Convierte nuestro luto en danza (Sal 30,11)
Creo que nos ayudaría buscar esos pequeños videos y verlos de vez en cuando. Mirad a esos niños y niñas, aparentemente tan ajenos al drama, a la muerte que les ronda. Tan frágiles. Me recuerdan a la esperanza, “esa niñita de nada, esa llama temblorosa”, que decía Charles Péguy. Porque ella no nos ilumina cuando todo va bien, sino cuando parece que todo va mal. Así de delicada es la esperanza en nuestros brazos.
Mirad también a los adultos que celebran asombrados la presencia de estos niños o niñas rescatados. Posiblemente todos han perdido algo o a alguien. Sin duda, la mayoría de los que están allí no conocen al pequeño, a la pequeña. Pero danzan, ríen, bailan, corean… ¡como si se hubiera ganado la guerra o se hubiera derrotado al peor de los enemigos!, ¡como si ningún edificio se hubiera venido abajo, como si no supieran que puede volver a pasar!
Descubrir la vida latiendo y celebrarlo así grita a los cuatro vientos que cada vida -por pequeña que sea- tiene un valor infinito. Es una victoria total. Ver la vida y rescatarla, apostar por ella, convierte nuestro luto en danza (Sal 30,11). Acrecienta nuestra confianza en el ser humano y seguramente nuestra fe en Dios. Y cuando eso pasa, sin duda, el mundo se nos hace más amable. De la destrucción también es posible rescatar vida.

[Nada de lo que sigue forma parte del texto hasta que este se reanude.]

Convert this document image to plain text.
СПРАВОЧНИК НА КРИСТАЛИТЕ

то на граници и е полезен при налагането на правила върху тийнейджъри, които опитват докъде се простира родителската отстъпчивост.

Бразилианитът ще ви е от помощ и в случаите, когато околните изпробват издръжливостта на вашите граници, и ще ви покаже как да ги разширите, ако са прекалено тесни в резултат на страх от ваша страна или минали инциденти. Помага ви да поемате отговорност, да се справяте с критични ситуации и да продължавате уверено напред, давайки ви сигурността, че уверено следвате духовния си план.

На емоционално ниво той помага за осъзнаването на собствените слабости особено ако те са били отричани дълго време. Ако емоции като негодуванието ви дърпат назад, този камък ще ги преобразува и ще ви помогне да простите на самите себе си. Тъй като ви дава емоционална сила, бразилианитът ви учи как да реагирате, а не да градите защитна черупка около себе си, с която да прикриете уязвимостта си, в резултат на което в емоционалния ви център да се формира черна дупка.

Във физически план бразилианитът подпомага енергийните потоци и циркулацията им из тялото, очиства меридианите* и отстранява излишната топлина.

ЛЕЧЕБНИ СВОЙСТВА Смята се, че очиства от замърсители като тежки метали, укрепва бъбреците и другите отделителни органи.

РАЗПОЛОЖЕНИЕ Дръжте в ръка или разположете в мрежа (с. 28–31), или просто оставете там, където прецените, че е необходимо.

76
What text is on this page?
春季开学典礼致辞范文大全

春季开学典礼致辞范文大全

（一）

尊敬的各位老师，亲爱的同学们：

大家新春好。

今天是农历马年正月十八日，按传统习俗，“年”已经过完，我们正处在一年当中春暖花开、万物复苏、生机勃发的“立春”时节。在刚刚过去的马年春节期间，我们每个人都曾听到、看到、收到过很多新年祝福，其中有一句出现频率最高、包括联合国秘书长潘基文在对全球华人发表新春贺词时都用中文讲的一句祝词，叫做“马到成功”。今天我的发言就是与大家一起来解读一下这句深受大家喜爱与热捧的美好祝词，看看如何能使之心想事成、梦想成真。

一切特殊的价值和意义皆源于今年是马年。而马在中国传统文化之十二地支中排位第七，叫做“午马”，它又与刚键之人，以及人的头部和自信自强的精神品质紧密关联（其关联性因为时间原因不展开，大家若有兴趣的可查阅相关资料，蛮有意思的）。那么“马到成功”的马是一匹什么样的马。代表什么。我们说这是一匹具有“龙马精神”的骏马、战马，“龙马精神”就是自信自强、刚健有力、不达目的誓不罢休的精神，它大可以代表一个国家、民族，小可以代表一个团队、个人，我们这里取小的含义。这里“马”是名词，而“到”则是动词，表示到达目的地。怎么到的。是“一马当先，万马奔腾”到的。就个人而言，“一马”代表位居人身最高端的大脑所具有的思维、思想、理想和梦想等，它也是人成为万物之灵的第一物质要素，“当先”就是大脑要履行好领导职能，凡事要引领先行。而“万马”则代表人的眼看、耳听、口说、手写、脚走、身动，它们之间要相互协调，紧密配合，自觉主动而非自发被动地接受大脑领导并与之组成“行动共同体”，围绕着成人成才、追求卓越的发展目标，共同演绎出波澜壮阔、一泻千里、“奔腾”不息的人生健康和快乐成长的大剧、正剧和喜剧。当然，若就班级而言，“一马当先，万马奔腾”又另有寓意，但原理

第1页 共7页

Francisco nos invita en esta Cuaresma a renovar la fe, la esperanza y el amor. Y a mí me vienen una y otra vez las mismas imágenes. Dentro y fuera de nosotros hay una dosis de ruina y escombros considerable. Al menos en mí. Y heridos y muertos y desaparecidos (quizá estos son los más dolorosos porque nos mata ese “no-saber”). Pero, aunque yo no lo vea ahora, aunque no podamos verlo, los restos de algo que me dio vida y me hizo feliz, si fue verdadero, siguen guardando vida. Y en algún momento, no sé cuándo, va a surgir. Esa es mi Cuaresma. No desistir. Seguir buscando. Despejando piedras y cascotes. Haciendo silencio para poder escuchar quizá un quejido, un leve movimiento, cualquier señal de vida. Y aunque soy bien consciente que la tierra puede temblar de nuevo en cualquier momento, como lo sabe la gente de Turquía, me repito bajito: “los que te reconstruyen van más deprisa que los que te destruyeron; ya se han ido los que te arrasaron” (Is 49,17). Todos los días. ¿Acaso no es eso convertirse?
Creer en la vida. Esperar la vida. Amar la vida. Especialmente cuando se busca y no se ve por ningún lado más que restos de algo que fue. Ya está surgiendo. Y desde ahí recomenzar. Ojalá esa sea mi Cuaresma.